The question whether the states in $D=2m + 2$ dimensional string theory, which carry a representation of $SO(2m)$, span spaces which carry representations of $SO(2m+1)$ seems hopelessly complicated. For $m=1$, i.e in the most interesting case $D=4$, however, it boils down to the following question.

Let $h(x,q)$ be the function: $$ h(x,q) = \sum_N (q^N \sum_n h_{N,n} x^n) = \prod_{i=1}^{\infty} 1/((1-q^i*x)(1-q^i/x)) $$

Are the differences $d_{N,n}=h_{N,n}-h_{N,n+1}$ nonnegative for all $N\ge 2$ and all $n\ge 0$? ($h_{N,n}=0$ for $|n|>N$)

One easily sees $d_{N,N}=1, d_{N,N-1}=0$.

My calculations of about 20 nontrivial differences confirm the conjecture for $N\le 8$.
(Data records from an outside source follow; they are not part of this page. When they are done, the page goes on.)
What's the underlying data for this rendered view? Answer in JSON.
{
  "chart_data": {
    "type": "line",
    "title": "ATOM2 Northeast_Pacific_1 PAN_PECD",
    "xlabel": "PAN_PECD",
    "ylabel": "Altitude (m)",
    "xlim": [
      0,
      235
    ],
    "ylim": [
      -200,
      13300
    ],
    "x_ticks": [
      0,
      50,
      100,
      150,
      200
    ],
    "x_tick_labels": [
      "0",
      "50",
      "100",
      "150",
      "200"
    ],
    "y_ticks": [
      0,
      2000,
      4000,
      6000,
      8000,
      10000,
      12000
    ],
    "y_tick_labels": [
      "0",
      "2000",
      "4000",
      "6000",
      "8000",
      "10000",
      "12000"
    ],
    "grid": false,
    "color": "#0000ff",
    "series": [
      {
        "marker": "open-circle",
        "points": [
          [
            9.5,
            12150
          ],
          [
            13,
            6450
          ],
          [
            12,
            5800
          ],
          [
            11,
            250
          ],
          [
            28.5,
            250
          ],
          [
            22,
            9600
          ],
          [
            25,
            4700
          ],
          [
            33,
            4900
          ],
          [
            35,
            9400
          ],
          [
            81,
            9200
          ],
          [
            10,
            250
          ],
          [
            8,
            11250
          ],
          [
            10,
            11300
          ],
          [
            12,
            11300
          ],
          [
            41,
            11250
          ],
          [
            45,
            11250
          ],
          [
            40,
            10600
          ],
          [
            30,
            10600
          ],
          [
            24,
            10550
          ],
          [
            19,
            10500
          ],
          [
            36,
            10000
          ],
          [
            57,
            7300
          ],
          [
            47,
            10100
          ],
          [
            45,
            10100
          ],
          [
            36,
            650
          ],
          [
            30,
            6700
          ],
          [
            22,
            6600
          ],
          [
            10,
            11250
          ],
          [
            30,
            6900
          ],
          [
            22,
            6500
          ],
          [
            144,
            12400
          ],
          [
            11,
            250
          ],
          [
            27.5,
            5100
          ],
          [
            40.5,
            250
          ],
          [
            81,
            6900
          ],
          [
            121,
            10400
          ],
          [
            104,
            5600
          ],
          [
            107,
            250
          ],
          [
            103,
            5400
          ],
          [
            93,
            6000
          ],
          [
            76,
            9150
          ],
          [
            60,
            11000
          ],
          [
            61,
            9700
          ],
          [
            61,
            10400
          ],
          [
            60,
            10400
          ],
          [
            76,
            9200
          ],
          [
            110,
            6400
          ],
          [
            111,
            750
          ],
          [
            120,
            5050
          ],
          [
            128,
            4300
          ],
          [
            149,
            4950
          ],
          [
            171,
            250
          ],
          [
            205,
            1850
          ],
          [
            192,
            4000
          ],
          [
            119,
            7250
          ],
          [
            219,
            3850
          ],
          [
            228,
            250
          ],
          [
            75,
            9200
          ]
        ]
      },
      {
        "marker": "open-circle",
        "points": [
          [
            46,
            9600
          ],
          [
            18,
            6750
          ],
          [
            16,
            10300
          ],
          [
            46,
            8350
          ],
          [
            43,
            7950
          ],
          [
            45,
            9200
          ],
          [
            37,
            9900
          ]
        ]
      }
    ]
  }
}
Added information: The numerical evaluation of $h(x,q)$ confirms the conjecture for $N\le 51$: http://www.itp.uni-hannover.de/~dragon/part1.erg , where the differences $d_{N,n}$ are listed as $A[N,n]$.

To exclude the special case $N=1$ one could add $q$ to $h(x,q)$ and try to prove that $$d(q,x)=(x-1/x)(q+h(x^2,q))=\sum_{m,n\ge 0}d_{m,n}q^m (x^{2n+1}-x^{-(2n+1)})$$ is a function with $d_{mn}\ge 0$ for all $m\ge 0$ and for all $n \ge 0\,$.